An dieser Maschine bei Zanders werden neue Papiersorten entwickelt und ausprobiert.

Bergisch Gladbach – In den vergangenen Monaten wurden von der Papierfabrik Zanders immer wieder positive Nachrichten über die eigene wirtschaftliche Entwicklung verbreitet. Neue Produkte wurden angepriesen und die gesteigerte Produktivität betont. Gestern verteilte der Betriebsrat ein Flugblatt, das ein ganz anderes Bild zeichnet. Darin heißt es unter anderem: „Die wirtschaftliche Situation bei Zanders ist sehr angespannt.“

Schlechte Stimmung und Sorgen

Der Zanders-Betriebsratsvorsitzende Taner Durdu wendet sich direkt an seine rund 500 Kollegen. Im Gespräch mit dieser Zeitung sagte er: „Die Stimmung im Werk ist schlecht und ich musste reagieren.“ Im Flugblatt heißt es: „In den letzten Monaten gab es verstärkt Diskussionen über die wirtschaftliche Lage der Zanders GmbH. Wir waren beunruhigt, dass die Löhne und Gehälter nicht mehr gezahlt werden können, dass das Werk geschlossen wird oder wir auf noch mehr Einkommen zur Sanierung von Zanders verzichten müssen.“

Aber Durdus Botschaft an die Kollegen ist auch, dass es weiter geht und er weiter an die Zukunft von Zanders glaubt. Er sagt: „Wir haben so viel in den vergangenen zwei Jahren erreicht, wir können es schaffen.“

Verzicht auf zusätzliche Gelder

Erst einmal sollen er und seine Kollegen aber auf Geld verzichten. Dabei geht es nicht um das normale Gehalt. Diese Zahlungen seien gesichert. Aber die Mitarbeiter waren zum Beispiel an dem Grundstücksgeschäft mit der Stadt beteiligt: Teile der Firmenfläche wurden an die Stadt verkauft (wir berichteten) und von dem Verkaufserlös sollten zehn Prozent der Belegschaft zugutekommen.

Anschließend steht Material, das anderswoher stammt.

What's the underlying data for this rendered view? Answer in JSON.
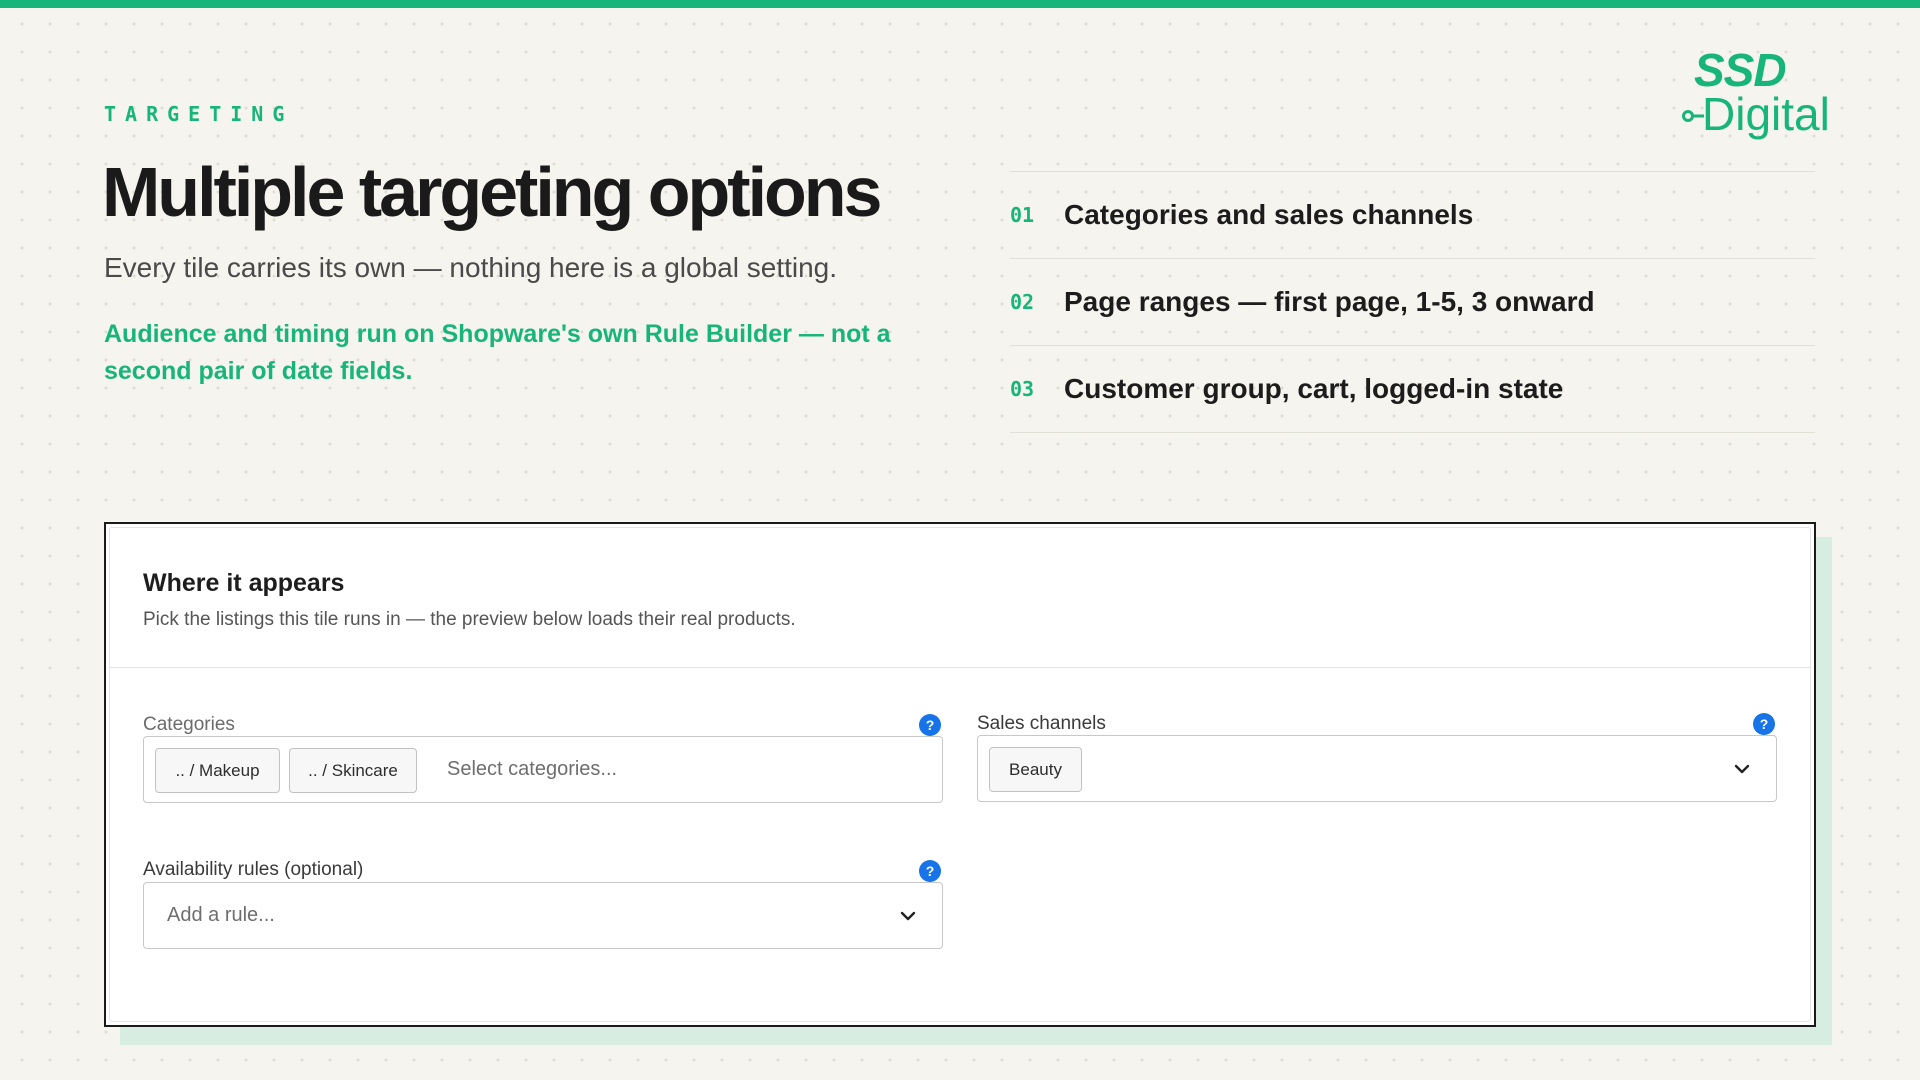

Die Stadt hat den kompletten Preis – die Rede ist von rund 13 Millionen Euro – überwiesen, aber bei der Belegschaft kommt das Geld nicht an. Ein weiterer dicker Posten, den der Betriebsrat sichern will, sind die Überstunden. Durdu spricht von Überstunden im Wert von rund 1,6 Millionen Euro. Auch auf die Auszahlung, beziehungsweise den Abbau der Überstunden, soll die Belegschaft zunächst verzichten.

Für den Betriebsrat sind das alles Opfer, um für die Sanierung Zeit zu gewinnen. Um die Gelder zu sichern, soll eine Gesellschaft gegründet werden, die sich ins Grundbuch der noch nicht verkauften Grundstücke eintragen lässt. Ein laut Betriebsrat bundesweit einzigartiges Konstrukt.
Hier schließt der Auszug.